I think it's highly likely that my hypothetical grandchildren will not readily know what a chain letter is.  Indeed, I have not gotten one in quite a long time.  So when LRock received one the other day and asked me to follow through on it, I was surprised.  But, it's from our sister-in-law, who is homebound and having a tough time lately, and it's for, wait for it, paperback books.

The premise is that I am to send one book to the person on the back of the page (who sent it to my sister-in-law, presumably) and I am to send out six copies of the letter with my sister-in-law's enclosed return address labels affixed AND six labels of my own.  So, in today's parlance, it's an email forward where the second generation of recipients will actually read the email.

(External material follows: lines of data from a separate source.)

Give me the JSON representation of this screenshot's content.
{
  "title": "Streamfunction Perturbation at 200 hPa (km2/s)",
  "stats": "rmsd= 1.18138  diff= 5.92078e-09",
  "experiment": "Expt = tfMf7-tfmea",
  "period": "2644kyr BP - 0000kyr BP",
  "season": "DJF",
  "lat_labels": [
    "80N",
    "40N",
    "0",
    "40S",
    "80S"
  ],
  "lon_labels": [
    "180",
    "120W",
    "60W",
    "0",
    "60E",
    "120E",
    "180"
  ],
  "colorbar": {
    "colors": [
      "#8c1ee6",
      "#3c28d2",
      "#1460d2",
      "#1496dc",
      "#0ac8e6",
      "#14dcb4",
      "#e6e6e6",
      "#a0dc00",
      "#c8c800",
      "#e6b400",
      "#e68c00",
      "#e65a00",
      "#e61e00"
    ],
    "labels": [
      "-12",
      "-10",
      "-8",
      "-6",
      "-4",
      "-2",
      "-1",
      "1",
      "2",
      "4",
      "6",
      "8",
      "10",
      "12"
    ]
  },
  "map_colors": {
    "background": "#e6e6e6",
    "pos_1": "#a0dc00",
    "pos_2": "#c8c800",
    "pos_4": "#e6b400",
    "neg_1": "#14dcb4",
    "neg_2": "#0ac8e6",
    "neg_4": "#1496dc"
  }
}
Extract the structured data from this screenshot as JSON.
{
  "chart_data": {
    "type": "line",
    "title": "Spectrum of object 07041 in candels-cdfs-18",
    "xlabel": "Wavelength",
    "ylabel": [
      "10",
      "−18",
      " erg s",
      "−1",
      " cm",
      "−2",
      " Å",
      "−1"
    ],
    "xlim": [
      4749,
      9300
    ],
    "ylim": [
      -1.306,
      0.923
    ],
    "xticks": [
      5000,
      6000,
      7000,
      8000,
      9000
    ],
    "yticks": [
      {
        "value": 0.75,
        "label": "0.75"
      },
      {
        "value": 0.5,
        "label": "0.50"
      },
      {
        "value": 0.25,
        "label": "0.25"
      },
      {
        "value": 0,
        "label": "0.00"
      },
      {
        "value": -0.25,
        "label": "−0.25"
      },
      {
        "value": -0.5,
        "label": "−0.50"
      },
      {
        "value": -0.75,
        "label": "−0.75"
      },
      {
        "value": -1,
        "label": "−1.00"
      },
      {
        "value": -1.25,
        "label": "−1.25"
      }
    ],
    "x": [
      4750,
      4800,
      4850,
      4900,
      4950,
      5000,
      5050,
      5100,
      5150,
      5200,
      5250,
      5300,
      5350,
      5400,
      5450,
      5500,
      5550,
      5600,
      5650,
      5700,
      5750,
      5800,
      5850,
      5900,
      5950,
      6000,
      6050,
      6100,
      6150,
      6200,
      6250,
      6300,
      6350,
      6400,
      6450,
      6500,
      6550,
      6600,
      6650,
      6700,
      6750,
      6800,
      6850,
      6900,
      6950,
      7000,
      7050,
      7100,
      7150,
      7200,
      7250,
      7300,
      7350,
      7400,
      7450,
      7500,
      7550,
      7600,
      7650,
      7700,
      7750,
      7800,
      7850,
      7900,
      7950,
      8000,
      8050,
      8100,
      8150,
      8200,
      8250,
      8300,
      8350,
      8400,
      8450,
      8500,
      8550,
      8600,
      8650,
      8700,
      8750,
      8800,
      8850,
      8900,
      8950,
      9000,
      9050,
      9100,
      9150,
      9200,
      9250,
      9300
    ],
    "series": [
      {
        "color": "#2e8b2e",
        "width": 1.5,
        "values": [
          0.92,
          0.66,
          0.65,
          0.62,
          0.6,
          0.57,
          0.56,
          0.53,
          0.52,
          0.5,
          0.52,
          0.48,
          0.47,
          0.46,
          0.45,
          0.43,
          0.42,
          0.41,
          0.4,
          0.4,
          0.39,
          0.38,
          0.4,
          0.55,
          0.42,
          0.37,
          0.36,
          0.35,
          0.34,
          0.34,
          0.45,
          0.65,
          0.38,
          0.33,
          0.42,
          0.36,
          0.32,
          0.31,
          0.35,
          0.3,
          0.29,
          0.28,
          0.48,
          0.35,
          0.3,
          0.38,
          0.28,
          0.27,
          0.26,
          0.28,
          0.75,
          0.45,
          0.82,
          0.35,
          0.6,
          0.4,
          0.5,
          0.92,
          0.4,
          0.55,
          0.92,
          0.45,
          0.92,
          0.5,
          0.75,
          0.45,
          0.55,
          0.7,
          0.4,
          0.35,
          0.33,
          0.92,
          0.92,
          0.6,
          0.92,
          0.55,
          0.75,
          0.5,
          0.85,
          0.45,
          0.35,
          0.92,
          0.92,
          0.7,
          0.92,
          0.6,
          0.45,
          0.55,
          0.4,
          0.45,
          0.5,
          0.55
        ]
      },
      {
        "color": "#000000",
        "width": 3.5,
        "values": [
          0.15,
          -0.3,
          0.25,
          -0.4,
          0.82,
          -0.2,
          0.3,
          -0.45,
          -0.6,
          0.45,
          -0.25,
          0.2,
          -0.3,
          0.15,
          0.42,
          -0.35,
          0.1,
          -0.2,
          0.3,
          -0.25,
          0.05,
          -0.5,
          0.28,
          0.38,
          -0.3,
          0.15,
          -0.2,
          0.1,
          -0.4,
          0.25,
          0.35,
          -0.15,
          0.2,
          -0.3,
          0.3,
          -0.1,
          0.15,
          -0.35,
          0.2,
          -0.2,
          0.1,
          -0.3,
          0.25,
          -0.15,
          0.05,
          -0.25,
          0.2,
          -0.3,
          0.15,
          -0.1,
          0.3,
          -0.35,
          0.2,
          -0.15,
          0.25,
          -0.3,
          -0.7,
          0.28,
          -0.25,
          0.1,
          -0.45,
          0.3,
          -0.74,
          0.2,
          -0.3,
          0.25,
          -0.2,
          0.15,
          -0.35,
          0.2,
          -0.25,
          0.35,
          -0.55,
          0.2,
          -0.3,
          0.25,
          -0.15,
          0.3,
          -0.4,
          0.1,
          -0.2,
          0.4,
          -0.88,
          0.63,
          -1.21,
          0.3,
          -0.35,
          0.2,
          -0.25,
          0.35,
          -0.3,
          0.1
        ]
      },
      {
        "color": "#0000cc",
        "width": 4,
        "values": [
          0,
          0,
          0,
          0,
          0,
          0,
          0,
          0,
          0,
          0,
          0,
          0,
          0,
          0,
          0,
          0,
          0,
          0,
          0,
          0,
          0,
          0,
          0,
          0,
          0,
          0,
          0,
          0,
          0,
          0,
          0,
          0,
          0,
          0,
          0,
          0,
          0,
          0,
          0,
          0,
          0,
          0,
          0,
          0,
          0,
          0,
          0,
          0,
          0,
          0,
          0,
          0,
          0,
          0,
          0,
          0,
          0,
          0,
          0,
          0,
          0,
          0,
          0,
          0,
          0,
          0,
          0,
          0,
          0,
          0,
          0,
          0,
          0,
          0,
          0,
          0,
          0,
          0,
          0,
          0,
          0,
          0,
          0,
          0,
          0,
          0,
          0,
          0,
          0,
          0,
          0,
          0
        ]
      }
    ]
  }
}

The theory of the letter is that you will receive 36 books back.  I find this highly unlikely, even if I pick my six "well."  I put the over-under line at 4.  But I do want to support my sister-in-law, I am curious about the over-under line, I would be happy to donate any of the paperbacks I get to the local library, and I certainly have a book (or 100) to donate sitting in a box.

And to my readers, an overdue thank you.  As I know for a fact that this blog is not read by anyone in my family, including my wife, I am flattered to see that there are 60 hits in the past week and 209 in the past month.  If I get zero responses to my chain letter volunteer request, no worries, I will pick six unfortunates myself.